The official added that the capacity of urban sewage and garbage treatment has also been greatly improved. A large number of high-pollution and high-energy-consuming firms, together with thousands of illegal docks and projects on the coastline having been rectified, relocated, or shut down. 

"The 'ten-year fishing ban' in Yangtze River has been fully implemented, and the trend of biodiversity degradation has been initially curbed. The finless porpoise, also known as the 'smiling angel,' is increasingly coming into our sight," said Luo.

For centuries China's mother river of Yangtze has been nurturing its people and energizing the national economy. Comprising nine provinces and two municipalities, the YREB accounts for nearly half of the country's population and GDP. The expansive growth and urbanization in the region has come with the hefty environmental detriment of the water quality, biodiversity, and environmental as well as residents' health.

Complexities remain

Despite remarkable achievements, restoring the ecological environment of the Yangtze River still faces complexities, said Zhao Shixin, the deputy director of the water ecology department at the country's Ministry of Ecology and Environment.

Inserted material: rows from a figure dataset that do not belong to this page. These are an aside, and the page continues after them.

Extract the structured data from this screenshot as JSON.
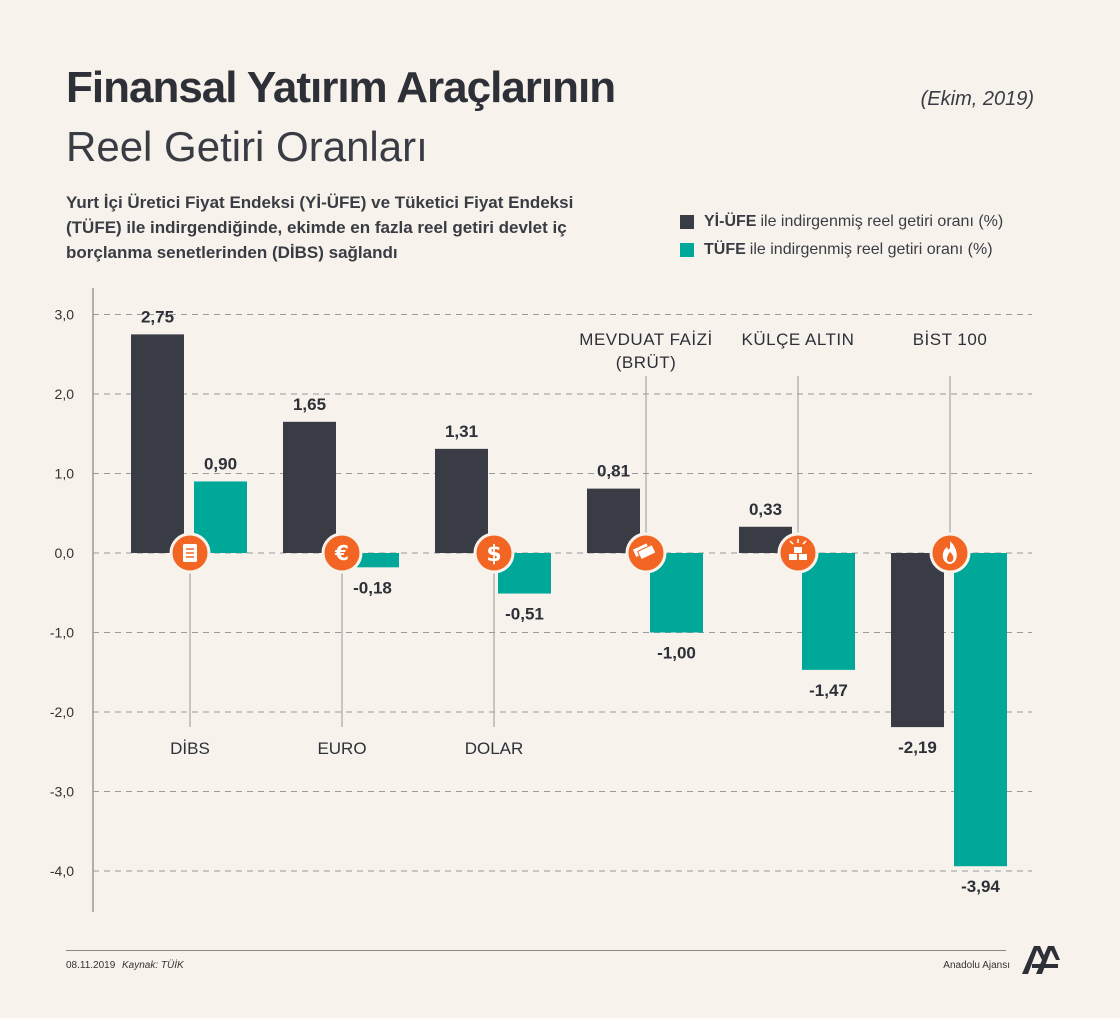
{
  "header": {
    "title_bold": "Finansal Yatırım Araçlarının",
    "title_light": "Reel Getiri Oranları",
    "date": "(Ekim, 2019)",
    "description": "Yurt İçi Üretici Fiyat Endeksi (Yİ-ÜFE) ve Tüketici Fiyat Endeksi (TÜFE) ile indirgendiğinde, ekimde en fazla reel getiri devlet iç borçlanma senetlerinden (DİBS) sağlandı"
  },
  "legend": {
    "items": [
      {
        "bold": "Yİ-ÜFE",
        "text": "ile indirgenmiş reel getiri oranı (%)",
        "color": "#393c45"
      },
      {
        "bold": "TÜFE",
        "text": "ile indirgenmiş reel getiri oranı (%)",
        "color": "#00a89a"
      }
    ]
  },
  "chart_data": {
    "type": "bar",
    "categories": [
      "DİBS",
      "EURO",
      "DOLAR",
      "MEVDUAT FAİZİ (BRÜT)",
      "KÜLÇE ALTIN",
      "BİST 100"
    ],
    "category_lines": [
      [
        "DİBS"
      ],
      [
        "EURO"
      ],
      [
        "DOLAR"
      ],
      [
        "MEVDUAT FAİZİ",
        "(BRÜT)"
      ],
      [
        "KÜLÇE ALTIN"
      ],
      [
        "BİST 100"
      ]
    ],
    "label_position": [
      "below",
      "below",
      "below",
      "above",
      "above",
      "above"
    ],
    "series": [
      {
        "name": "Yİ-ÜFE",
        "values": [
          2.75,
          1.65,
          1.31,
          0.81,
          0.33,
          -2.19
        ],
        "labels": [
          "2,75",
          "1,65",
          "1,31",
          "0,81",
          "0,33",
          "-2,19"
        ],
        "color": "#393c45"
      },
      {
        "name": "TÜFE",
        "values": [
          0.9,
          -0.18,
          -0.51,
          -1.0,
          -1.47,
          -3.94
        ],
        "labels": [
          "0,90",
          "-0,18",
          "-0,51",
          "-1,00",
          "-1,47",
          "-3,94"
        ],
        "color": "#00a89a"
      }
    ],
    "yticks": [
      3.0,
      2.0,
      1.0,
      0.0,
      -1.0,
      -2.0,
      -3.0,
      -4.0
    ],
    "ytick_labels": [
      "3,0",
      "2,0",
      "1,0",
      "0,0",
      "-1,0",
      "-2,0",
      "-3,0",
      "-4,0"
    ],
    "ylim": [
      -4.0,
      3.0
    ],
    "grid": "dashed",
    "icons": [
      "document-icon",
      "euro-icon",
      "dollar-icon",
      "banknote-icon",
      "gold-bars-icon",
      "fire-icon"
    ],
    "icon_color": "#f26522"
  },
  "footer": {
    "date": "08.11.2019",
    "source": "Kaynak: TÜİK",
    "agency": "Anadolu Ajansı"
  }
}
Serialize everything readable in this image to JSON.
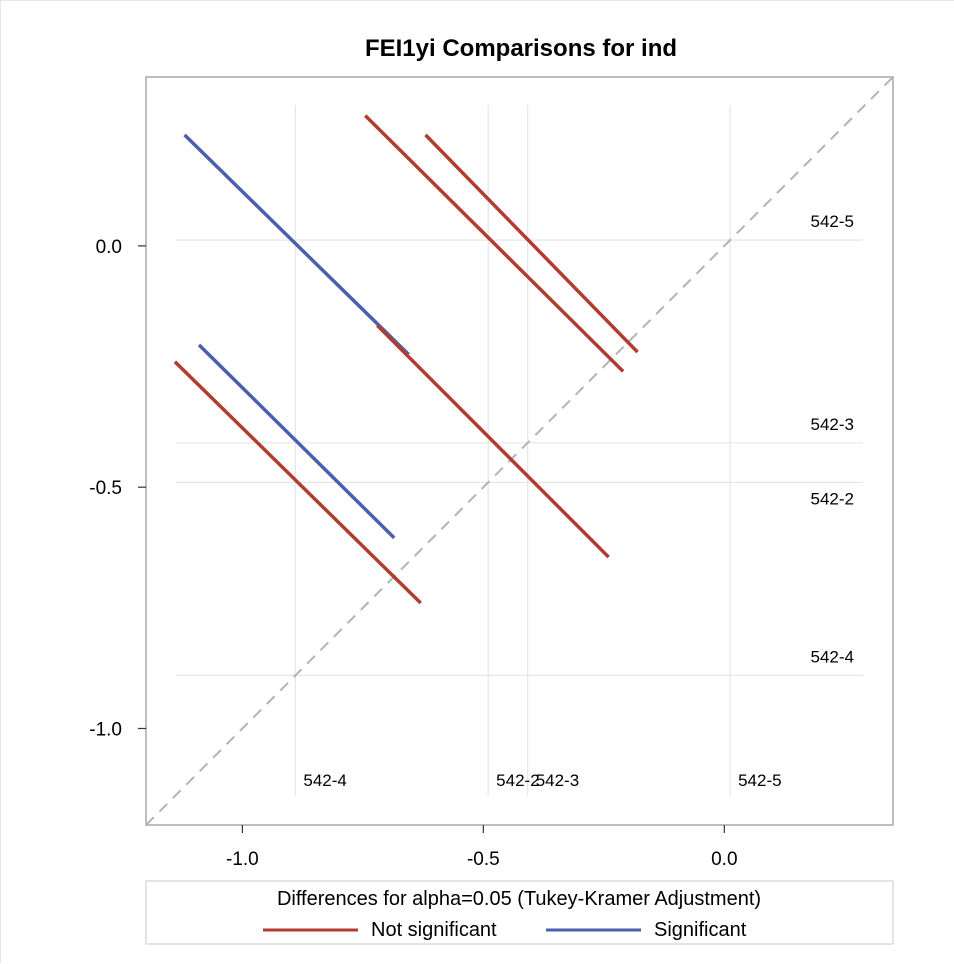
{
  "chart_data": {
    "type": "diffogram",
    "title": "FEI1yi Comparisons for ind",
    "xlim": [
      -1.2,
      0.35
    ],
    "ylim": [
      -1.2,
      0.35
    ],
    "x_ticks": [
      "-1.0",
      "-0.5",
      "0.0"
    ],
    "y_ticks": [
      "-1.0",
      "-0.5",
      "0.0"
    ],
    "x_tick_values": [
      -1.0,
      -0.5,
      0.0
    ],
    "y_tick_values": [
      -1.0,
      -0.5,
      0.0
    ],
    "levels": [
      {
        "name": "542-4",
        "mean": -0.89
      },
      {
        "name": "542-2",
        "mean": -0.49
      },
      {
        "name": "542-3",
        "mean": -0.408
      },
      {
        "name": "542-5",
        "mean": 0.012
      }
    ],
    "comparisons": [
      {
        "pair": "542-2 vs 542-5",
        "x": [
          -0.745,
          -0.21
        ],
        "y": [
          0.27,
          -0.26
        ],
        "significant": false
      },
      {
        "pair": "542-3 vs 542-5",
        "x": [
          -0.62,
          -0.18
        ],
        "y": [
          0.23,
          -0.22
        ],
        "significant": false
      },
      {
        "pair": "542-4 vs 542-5",
        "x": [
          -1.12,
          -0.655
        ],
        "y": [
          0.23,
          -0.225
        ],
        "significant": true
      },
      {
        "pair": "542-2 vs 542-3",
        "x": [
          -0.72,
          -0.24
        ],
        "y": [
          -0.165,
          -0.645
        ],
        "significant": false
      },
      {
        "pair": "542-4 vs 542-3",
        "x": [
          -1.09,
          -0.685
        ],
        "y": [
          -0.205,
          -0.605
        ],
        "significant": true
      },
      {
        "pair": "542-4 vs 542-2",
        "x": [
          -1.14,
          -0.63
        ],
        "y": [
          -0.24,
          -0.74
        ],
        "significant": false
      }
    ],
    "legend": {
      "title": "Differences for alpha=0.05 (Tukey-Kramer Adjustment)",
      "items": [
        {
          "label": "Not significant",
          "color": "#b23c2f"
        },
        {
          "label": "Significant",
          "color": "#4a5fae"
        }
      ]
    },
    "colors": {
      "not_significant": "#b23c2f",
      "significant": "#4a5fae",
      "diagonal": "#b3b3b3",
      "grid": "#e6e6e6"
    }
  }
}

"In some areas of the YREB, there are gaps in industrial and urban infrastructure, and thus illegal pollutant discharge still occurs from time to time. It is urgent to tackle non-point sources of pollution in urban and rural areas, the imbalance of water ecosystem in some lakes and algae boom," Zhao explained. "We will continue to work on polluted water bodies, industrial parks, sewage outlets, nature reserves, and other key areas."

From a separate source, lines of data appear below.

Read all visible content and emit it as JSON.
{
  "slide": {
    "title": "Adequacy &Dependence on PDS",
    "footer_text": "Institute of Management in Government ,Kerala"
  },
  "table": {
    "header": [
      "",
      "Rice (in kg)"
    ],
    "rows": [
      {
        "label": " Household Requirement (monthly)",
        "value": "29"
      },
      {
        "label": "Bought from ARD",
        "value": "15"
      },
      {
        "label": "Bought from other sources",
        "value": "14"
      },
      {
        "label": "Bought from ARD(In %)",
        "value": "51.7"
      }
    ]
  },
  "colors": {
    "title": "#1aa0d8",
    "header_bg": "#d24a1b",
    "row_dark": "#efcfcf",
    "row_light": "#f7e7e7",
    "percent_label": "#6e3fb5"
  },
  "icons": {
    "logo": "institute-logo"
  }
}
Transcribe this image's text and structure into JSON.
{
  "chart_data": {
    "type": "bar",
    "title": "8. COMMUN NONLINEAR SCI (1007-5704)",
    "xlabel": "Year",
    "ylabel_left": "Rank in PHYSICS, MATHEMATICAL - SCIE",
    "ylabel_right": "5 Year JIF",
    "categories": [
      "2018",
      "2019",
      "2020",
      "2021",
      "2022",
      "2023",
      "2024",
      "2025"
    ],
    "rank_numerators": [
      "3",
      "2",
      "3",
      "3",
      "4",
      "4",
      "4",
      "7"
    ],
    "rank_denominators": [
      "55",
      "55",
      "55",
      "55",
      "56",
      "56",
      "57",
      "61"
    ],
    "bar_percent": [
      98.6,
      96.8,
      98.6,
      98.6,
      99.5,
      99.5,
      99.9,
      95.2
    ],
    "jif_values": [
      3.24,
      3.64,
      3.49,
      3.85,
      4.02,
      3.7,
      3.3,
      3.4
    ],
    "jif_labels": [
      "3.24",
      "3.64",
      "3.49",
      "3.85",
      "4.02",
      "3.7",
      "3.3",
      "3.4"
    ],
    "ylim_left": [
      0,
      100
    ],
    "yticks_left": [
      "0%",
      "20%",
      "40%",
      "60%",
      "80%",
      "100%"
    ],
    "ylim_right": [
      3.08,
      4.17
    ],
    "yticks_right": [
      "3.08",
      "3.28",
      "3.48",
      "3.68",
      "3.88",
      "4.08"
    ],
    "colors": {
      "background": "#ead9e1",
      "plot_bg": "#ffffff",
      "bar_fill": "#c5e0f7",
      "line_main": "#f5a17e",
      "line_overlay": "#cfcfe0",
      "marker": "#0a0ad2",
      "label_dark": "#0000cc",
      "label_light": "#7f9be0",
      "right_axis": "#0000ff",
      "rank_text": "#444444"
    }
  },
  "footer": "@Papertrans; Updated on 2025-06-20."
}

The prevention and control of pollution caused by ships and ports also requires to further raise the awareness of environmental protection among people and gradually change the ship crew's production and living habits, said Su Jie, the Deputy Director General of the Comprehensive Planning Department of the Ministry of Transport. Su said the transport ministry will continue to work together with other government bodies to promote the green transformation of shipping development in the Yangtze River while improving the navigability of its waterways.

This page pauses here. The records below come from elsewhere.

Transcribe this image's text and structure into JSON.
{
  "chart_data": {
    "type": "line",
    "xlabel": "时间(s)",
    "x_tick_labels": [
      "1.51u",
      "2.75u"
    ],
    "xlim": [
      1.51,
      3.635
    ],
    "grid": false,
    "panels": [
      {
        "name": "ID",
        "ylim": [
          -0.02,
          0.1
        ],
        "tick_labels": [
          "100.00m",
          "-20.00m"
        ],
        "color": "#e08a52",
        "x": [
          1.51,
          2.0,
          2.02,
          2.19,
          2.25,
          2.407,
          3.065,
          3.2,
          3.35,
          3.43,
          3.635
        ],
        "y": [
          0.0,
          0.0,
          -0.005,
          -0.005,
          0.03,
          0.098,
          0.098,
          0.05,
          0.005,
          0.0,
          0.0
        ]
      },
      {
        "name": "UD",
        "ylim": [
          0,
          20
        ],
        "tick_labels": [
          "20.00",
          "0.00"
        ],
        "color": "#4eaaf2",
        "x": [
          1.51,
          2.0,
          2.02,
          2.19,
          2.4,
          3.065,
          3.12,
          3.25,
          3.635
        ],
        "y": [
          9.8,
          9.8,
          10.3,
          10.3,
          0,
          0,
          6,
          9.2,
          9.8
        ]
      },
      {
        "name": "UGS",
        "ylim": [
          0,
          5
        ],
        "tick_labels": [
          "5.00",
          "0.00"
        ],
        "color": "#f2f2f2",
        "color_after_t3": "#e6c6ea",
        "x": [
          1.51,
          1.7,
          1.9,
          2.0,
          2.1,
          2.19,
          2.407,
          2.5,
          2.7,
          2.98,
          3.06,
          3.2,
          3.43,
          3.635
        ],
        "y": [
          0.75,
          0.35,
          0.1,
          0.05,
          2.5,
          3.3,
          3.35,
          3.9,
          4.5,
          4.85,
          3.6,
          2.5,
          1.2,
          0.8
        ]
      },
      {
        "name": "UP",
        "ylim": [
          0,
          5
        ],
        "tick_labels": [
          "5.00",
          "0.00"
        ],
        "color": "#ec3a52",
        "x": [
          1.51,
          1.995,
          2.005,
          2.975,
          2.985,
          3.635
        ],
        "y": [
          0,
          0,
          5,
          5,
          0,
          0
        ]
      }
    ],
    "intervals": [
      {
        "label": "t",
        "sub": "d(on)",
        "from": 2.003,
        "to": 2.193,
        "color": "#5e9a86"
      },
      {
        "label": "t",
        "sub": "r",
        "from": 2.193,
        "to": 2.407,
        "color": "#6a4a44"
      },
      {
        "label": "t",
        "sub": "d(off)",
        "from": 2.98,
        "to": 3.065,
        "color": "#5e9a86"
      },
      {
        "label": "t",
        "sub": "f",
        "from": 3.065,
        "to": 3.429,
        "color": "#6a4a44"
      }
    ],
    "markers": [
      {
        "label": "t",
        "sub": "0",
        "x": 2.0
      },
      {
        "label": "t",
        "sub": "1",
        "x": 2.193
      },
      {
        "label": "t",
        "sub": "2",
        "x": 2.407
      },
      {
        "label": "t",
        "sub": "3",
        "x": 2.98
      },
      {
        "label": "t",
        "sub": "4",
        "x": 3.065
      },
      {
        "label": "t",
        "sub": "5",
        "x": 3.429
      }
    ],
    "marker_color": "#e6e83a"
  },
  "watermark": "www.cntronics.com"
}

President Xi stressed at a recent symposium he chaired in November 2020 to make Yangtze River Economic Belt a golden watercourse that serves domestic and international dual circulation and leads China's high-quality economic development of sustainable growth, opening-up and self-innovation.

YREB contributes nearly a half GDP

The total economic output of the YREB increased from 42.3 percent in 2015 to 46.5 percent in 2019 and further increased to 46.6 percent in the first three quarters of 2020, said Luo. 

With the implementation of relevant efforts, emerging industrial clusters in the YREB, including electronic information and equipment manufacturing, now account for more than half of the national scale. The formation of the YREB transport channel has accelerated, with high-grade waterways of the Yangtze River's trunk and branch lines reaching tens of thousands of kilometers. 

All 14 port railway-waterway transport projects have started construction. The construction of high-speed rail and the expansion of airports along the Yangtze River are also proceeding in an orderly manner. In terms of green development, Shanghai, Wuhan, and other cities and provinces along the river have figured out new paths to take advantage of green mountains and clear water.

By the end of 2020, China's top legislature passed a law protecting the Yangtze River, which will take effect on March 1 this year and become the first Chinese legislation focused on the protection of a river basin. 

China is also currently working on the implementation plan of the 14th Five-Year Plan for the Development of the Yangtze Economic Belt, said Wang Shancheng, head of the comprehensive coordination group of the leading group office for promoting the development of the Yangtze River economic belt. 

Experts believed the improving legal and policy mechanism will take protective work of the Yangtze River into a new stage and provide a strong guarantee for the development of the YREB. Besides, the leading group office will further promote piloting in the YREB region, thus provide experience and supporting policies regarding overall planning, funding, infrastructure construction for all 11 provinces and cities along the river.